What is CD-i?

CD-i is an acronym which stands for Compact Disc Interactive or Interactive Compact Disc. CD-i uses the same basic Compact Disc as an Audio CD, a Video CD or a CD-ROM. All these systems use the same Compact Disc to store digital information. However each system retrieves and uses that information in a different way. A CD Audio player will read the Digital Audio files and play them through a Compact Disc Audio player.A Video CD will not only read Digital Audio files but Digital Video files as well. It then plays these files as Sound and Video on a Television using a Video CD player.CD-i also does this, but goes one stage further and adds Interactivity to the program. Now either the user can determine which order the files are read, or the software, which is also recorded on the disc can control the interactivity. For example, if the program asks a multiple choice question, what it does next can be determined by the answer the user gives. This basically gives the CD-i user control over what they see and in which order. The CD-i system uses a CD-i player to read the files and like Video CD, also displays them on an ordinary Television. Because a CD-i player has only one function in life, to read and display CD-i files it is very simple to operate, very reliable and relatively low in price considering the quality of the output.

Then there is CD-ROM. So why is a CD-ROM different? Well a CD-ROM or 'Read Only Memory' is designed to work with a Computer, which reads the files, processes them and displays them on a Computer Monitor. A Computer is capable of many tasks and comes in many different types, formats and speeds. CD-ROMs can either be made for a specific type and speed computer, in which case that is the only one they will play on, or they can be made down to the lowest common denominator and run on several different types of computer, but at a lower standard of output.

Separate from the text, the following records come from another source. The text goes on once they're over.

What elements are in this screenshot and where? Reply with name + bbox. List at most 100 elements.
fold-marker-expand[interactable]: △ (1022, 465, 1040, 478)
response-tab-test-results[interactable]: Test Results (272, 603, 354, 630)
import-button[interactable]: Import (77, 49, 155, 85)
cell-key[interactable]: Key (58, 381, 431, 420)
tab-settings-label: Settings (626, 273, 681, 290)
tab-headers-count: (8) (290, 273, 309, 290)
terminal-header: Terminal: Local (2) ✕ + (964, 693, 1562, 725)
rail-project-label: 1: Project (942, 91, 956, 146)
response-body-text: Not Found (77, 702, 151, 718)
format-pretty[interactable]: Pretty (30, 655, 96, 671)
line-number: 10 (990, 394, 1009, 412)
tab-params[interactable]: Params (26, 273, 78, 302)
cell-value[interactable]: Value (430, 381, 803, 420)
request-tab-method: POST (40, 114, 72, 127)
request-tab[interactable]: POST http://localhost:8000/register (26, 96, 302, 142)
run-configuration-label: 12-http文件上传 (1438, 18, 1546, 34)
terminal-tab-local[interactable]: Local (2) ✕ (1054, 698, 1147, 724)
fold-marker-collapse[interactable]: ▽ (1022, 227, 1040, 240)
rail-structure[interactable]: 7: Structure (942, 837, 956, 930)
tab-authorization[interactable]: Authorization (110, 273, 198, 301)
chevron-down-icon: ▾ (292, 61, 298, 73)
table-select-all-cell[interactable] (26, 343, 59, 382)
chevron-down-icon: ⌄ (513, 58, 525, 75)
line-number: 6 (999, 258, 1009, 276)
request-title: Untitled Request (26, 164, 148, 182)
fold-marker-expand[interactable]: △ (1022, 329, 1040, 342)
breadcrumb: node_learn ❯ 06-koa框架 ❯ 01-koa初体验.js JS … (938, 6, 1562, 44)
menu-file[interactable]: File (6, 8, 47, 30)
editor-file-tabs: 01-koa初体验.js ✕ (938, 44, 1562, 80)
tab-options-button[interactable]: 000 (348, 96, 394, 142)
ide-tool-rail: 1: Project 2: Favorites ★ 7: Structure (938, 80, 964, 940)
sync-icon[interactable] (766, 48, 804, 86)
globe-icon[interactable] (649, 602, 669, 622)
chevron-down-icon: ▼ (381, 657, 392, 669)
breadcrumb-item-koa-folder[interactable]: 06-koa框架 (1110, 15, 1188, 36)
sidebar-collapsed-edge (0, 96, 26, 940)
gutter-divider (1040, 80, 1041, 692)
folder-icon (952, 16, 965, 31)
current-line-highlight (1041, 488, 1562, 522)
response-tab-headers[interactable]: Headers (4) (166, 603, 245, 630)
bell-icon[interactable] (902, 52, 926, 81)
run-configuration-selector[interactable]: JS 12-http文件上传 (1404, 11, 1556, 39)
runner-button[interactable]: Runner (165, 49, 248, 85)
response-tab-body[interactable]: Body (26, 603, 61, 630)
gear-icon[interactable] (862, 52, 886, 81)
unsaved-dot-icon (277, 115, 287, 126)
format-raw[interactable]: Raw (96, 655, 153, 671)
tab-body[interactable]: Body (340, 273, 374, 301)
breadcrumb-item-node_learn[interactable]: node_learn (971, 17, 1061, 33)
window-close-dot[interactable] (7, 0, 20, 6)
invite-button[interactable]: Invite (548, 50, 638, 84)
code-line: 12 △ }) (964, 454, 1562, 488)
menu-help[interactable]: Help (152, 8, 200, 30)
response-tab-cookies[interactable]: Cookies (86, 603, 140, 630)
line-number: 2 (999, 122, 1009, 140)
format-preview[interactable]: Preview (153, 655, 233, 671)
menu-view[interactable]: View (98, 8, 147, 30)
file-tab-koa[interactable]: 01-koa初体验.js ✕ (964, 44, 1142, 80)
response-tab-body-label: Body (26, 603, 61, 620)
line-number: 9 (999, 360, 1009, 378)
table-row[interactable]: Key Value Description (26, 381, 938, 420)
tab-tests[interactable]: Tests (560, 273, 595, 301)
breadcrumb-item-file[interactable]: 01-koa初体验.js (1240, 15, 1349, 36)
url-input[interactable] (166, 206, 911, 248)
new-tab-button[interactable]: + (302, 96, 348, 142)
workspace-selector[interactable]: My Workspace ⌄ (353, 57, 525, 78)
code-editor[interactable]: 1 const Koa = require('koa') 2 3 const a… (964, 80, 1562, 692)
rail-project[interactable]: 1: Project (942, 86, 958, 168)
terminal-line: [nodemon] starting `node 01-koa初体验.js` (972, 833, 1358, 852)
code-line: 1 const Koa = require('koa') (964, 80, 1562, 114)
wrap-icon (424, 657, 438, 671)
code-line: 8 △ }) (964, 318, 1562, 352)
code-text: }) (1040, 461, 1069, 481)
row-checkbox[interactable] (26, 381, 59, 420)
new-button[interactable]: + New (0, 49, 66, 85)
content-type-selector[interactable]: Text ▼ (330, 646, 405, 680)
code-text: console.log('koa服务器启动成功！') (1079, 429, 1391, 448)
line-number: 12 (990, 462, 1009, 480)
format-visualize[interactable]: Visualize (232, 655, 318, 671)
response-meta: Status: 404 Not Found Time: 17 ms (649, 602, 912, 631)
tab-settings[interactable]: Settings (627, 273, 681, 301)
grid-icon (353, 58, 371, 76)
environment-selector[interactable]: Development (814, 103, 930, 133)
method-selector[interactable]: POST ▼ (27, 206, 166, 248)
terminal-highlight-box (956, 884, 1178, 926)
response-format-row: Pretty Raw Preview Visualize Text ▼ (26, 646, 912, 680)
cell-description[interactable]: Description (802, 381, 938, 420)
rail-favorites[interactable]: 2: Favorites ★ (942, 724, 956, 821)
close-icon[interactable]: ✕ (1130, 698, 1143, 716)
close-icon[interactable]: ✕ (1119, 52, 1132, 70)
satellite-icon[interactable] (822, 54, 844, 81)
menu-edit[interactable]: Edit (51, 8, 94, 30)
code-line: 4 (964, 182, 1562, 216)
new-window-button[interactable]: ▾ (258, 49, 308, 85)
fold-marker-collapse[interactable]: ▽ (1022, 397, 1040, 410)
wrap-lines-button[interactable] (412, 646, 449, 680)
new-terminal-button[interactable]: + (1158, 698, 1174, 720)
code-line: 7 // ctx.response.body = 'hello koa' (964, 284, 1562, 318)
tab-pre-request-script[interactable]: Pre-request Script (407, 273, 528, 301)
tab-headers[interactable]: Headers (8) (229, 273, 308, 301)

The most obvious example of this is the way the systems show Video. For CD-i the Video is encoded as an MPEG stream and any CD-i player fitted with a Digital Video Cartridge,(They come standard that way now) can play that MPEG stream at 32 frames per second using the full size Television screen, no matter how large. Computers on the other hand, have to use various different types of video most of them very low standard, having either quarter screen size, or half speed (15 frames per second), most computer do both. The results are very unsatisfactory. Some computers are able to play Full Motion MPEG at full screen size, these are still quite rare and very expensive.Annother difference is simplicity of use. Almost every body can place the CD-i disc into a CD-i player and it will work. Very few of us are able to do the same with a CD-ROM in a computer. In short CD-i is a Television Bases multimedia system created for people who prefer Television to Computers and for those of us looking for a platform which is simple, low cost, an International Standard and which we and our users can install and operate without training or being an Einstein.